Re: [Gimp-developer] GIMP and multiple processors

Jay Cox <jaycox@xxxxxxxx> · Sun, 27 Feb 2005 14:28:47 -0800

On Sun, 2005-02-27 at 01:04 +0100, Sven Neumann wrote:
> Hi again,
> 
> Jay Cox <jaycox@xxxxxxxx> writes:
> 
> > Clearly the gradient code could use some tuning.  A linear blend
> > shouldn't take much more than 1/2 a second even with dithering.
> 
> Could we improve this by preparing a reasonably fine array
> of samples and picking from these samples instead of calling
> gimp_gradient_get_color_at() over and over again?

That is one obvious optomization.

Other obvious optomizations:

  The dither code is way too complex.  It looks like it should boil down
to: color.{r,g,b,a} += g_rand_int()/RAND_MAX.

  We shouldn't need 32 bits of random data per component.  8 bits should
do, so we only need one call to g_rand_int per pixel.

  For linear blends we should calculate delta values for the factor
variable.  This will allow us to calculate the factor for each pixel
with only one add (plus edge condition checks).
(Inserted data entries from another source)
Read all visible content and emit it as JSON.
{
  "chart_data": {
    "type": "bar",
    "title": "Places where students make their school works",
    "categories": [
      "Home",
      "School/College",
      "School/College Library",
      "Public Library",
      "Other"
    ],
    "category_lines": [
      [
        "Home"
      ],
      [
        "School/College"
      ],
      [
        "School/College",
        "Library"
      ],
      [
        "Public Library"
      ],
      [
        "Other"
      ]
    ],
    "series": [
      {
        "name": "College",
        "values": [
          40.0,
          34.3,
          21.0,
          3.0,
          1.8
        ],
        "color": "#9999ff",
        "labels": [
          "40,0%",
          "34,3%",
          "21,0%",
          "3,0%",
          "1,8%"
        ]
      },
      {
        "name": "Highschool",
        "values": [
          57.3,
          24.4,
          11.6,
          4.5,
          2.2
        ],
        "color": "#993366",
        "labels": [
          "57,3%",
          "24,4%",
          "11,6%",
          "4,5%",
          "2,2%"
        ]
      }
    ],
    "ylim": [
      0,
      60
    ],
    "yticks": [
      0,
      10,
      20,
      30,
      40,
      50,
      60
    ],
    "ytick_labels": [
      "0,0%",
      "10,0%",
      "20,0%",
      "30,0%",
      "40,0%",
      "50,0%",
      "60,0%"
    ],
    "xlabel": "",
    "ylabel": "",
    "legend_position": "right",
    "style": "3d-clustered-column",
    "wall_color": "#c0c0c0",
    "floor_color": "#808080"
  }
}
> > The reason why the dithering case gets less of a speedup is because
> > the threads are fighting over the GRand state.  Each thread needs to
> > have it's own GRand state.
> >
> > It looks like the threads are also fighting over
> > gradient->last_visited.  My guess is that fixing this will get us
> > much closer to the ideal 2x speed up.
> 
> I have eliminated last_visited from the gradient struct. Instead the
> caller of gimp_gradient_get_color_at() may now do the same
> optimization without any caching in the gradient itself. I very much
> doubt that this makes any difference though. Perhaps if you would
> benchmark a gradient blend with a lot of segments. But in the general
> case it's just a few of them, very often even only a single one.
> 
> Now that this race condition is eliminated I might look into adding
> hooks to the pixel-processor to allow initialisation of per-thread
> data, like for example a GRand.

I think that is the correct way to do it.  It should be done generaly
enough so that the histogram code can be moved over to use the
pixel_region_process_parallel functions.

Jay Cox
jaycox@xxxxxxxx